A estratégia funcionou: com uma nota de GMAT superior a 99% dos concorrentes, Pedro foi aprovado em algumas das principais escolas, tendo optado pela London Business School devido à excelência acadêmica e localização. O próximo desafio a enfrentar eram as despesas do mestrado na Inglaterra. Foi pesquisando sobre o MBA no exterior que ele se deparou com a oportunidade das bolsas do Instituto Ling que, somada ao apoio que recebeu também da Fundação Estudar, ajudaram a financiar o curso, iniciado no segundo semestre de 2001.
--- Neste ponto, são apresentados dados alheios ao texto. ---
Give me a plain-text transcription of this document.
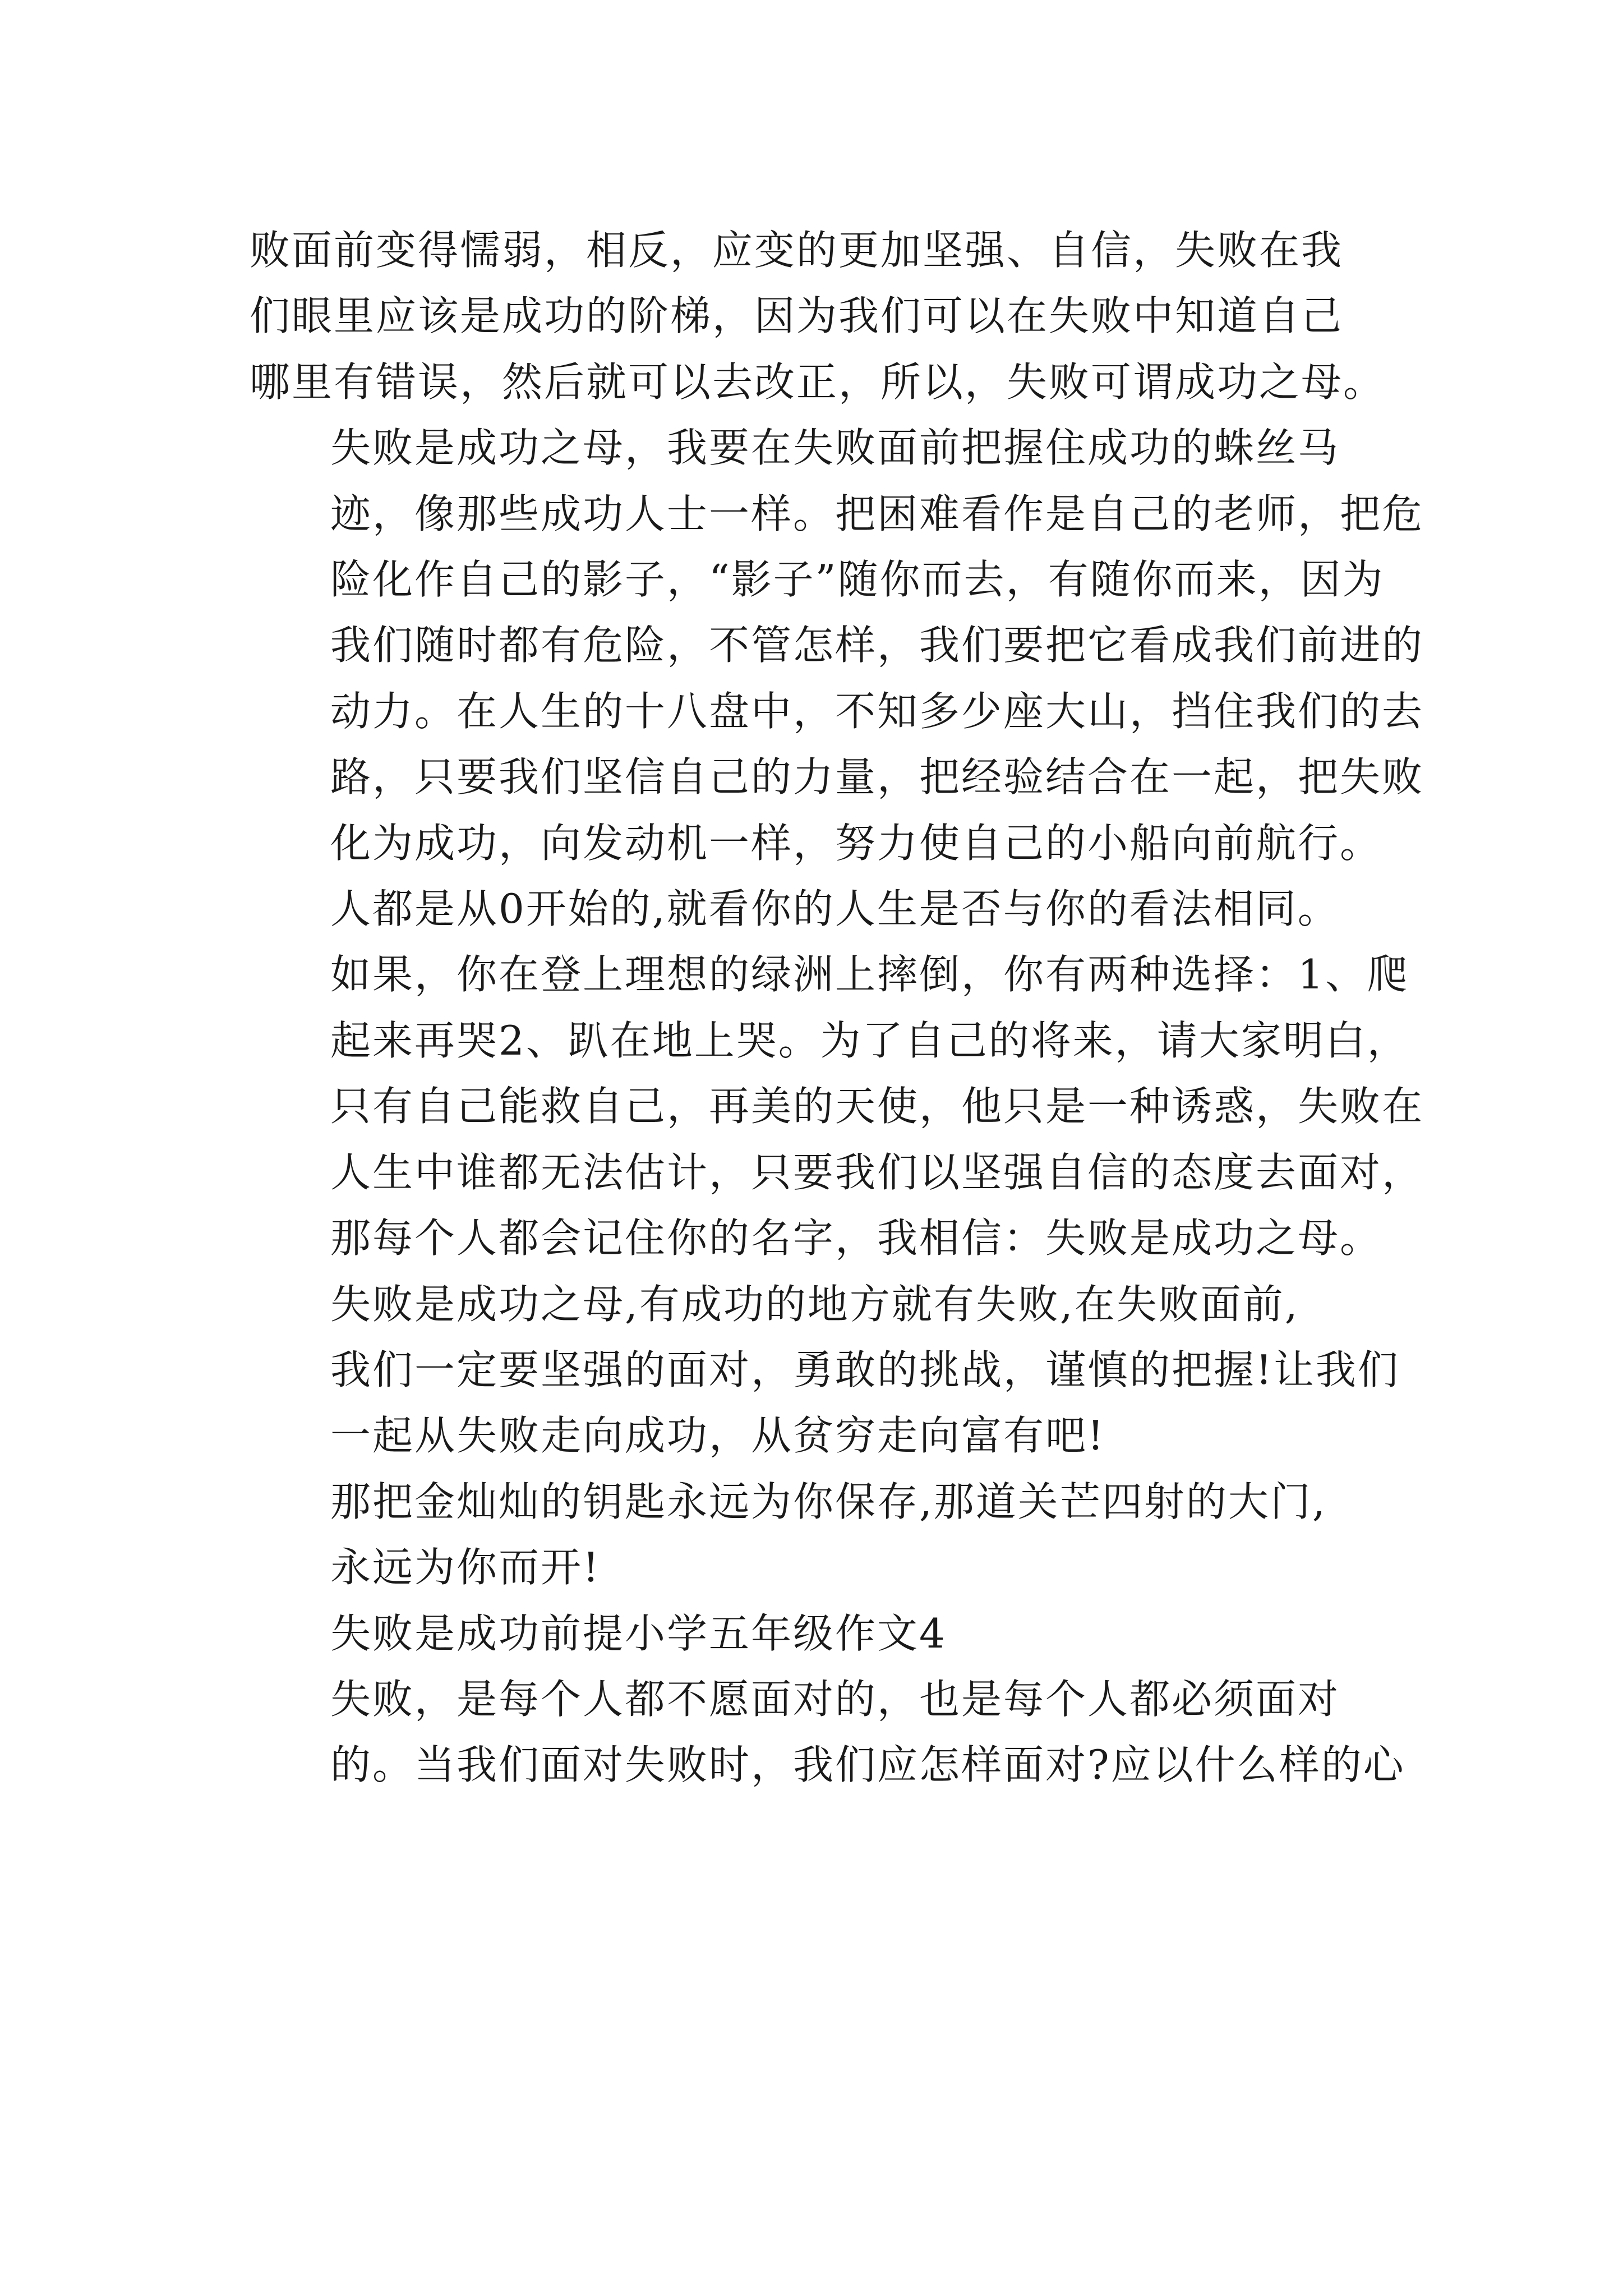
败面前变得懦弱，相反，应变的更加坚强、自信，失败在我
们眼里应该是成功的阶梯，因为我们可以在失败中知道自己
哪里有错误，然后就可以去改正，所以，失败可谓成功之母。

失败是成功之母，我要在失败面前把握住成功的蛛丝马
迹，像那些成功人士一样。把困难看作是自己的老师，把危
险化作自己的影子，“影子”随你而去，有随你而来，因为
我们随时都有危险，不管怎样，我们要把它看成我们前进的
动力。在人生的十八盘中，不知多少座大山，挡住我们的去
路，只要我们坚信自己的力量，把经验结合在一起，把失败
化为成功，向发动机一样，努力使自己的小船向前航行。

人都是从0开始的,就看你的人生是否与你的看法相同。
如果，你在登上理想的绿洲上摔倒，你有两种选择：1、爬
起来再哭2、趴在地上哭。为了自己的将来，请大家明白，
只有自己能救自己，再美的天使，他只是一种诱惑，失败在
人生中谁都无法估计，只要我们以坚强自信的态度去面对，
那每个人都会记住你的名字，我相信：失败是成功之母。

失败是成功之母,有成功的地方就有失败,在失败面前,
我们一定要坚强的面对，勇敢的挑战，谨慎的把握!让我们
一起从失败走向成功，从贫穷走向富有吧!

那把金灿灿的钥匙永远为你保存,那道关芒四射的大门,
永远为你而开!

失败是成功前提小学五年级作文4

失败，是每个人都不愿面对的，也是每个人都必须面对
的。当我们面对失败时，我们应怎样面对?应以什么样的心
“Minha esposa, uma grande apoiadora ao longo dessa jornada, também embarcou nessa nova fase de nossas vidas em Londres. Adaptar-se não foi fácil, a escassez de luz solar em comparação à nossa ensolarada cidade natal, Recife, era um dos fatores que nos afetava. Viver como estudante internacional trouxe desafios, incluindo a crise econômica global pós-11 de setembro. Mas juntos superamos essas adversidades, fortalecendo nosso relacionamento ao longo dos 25 anos de casamento. Enfrentar essas dificuldades lado a lado fortificou nossa união e moldou nosso percurso de vida”, lembra com carinho.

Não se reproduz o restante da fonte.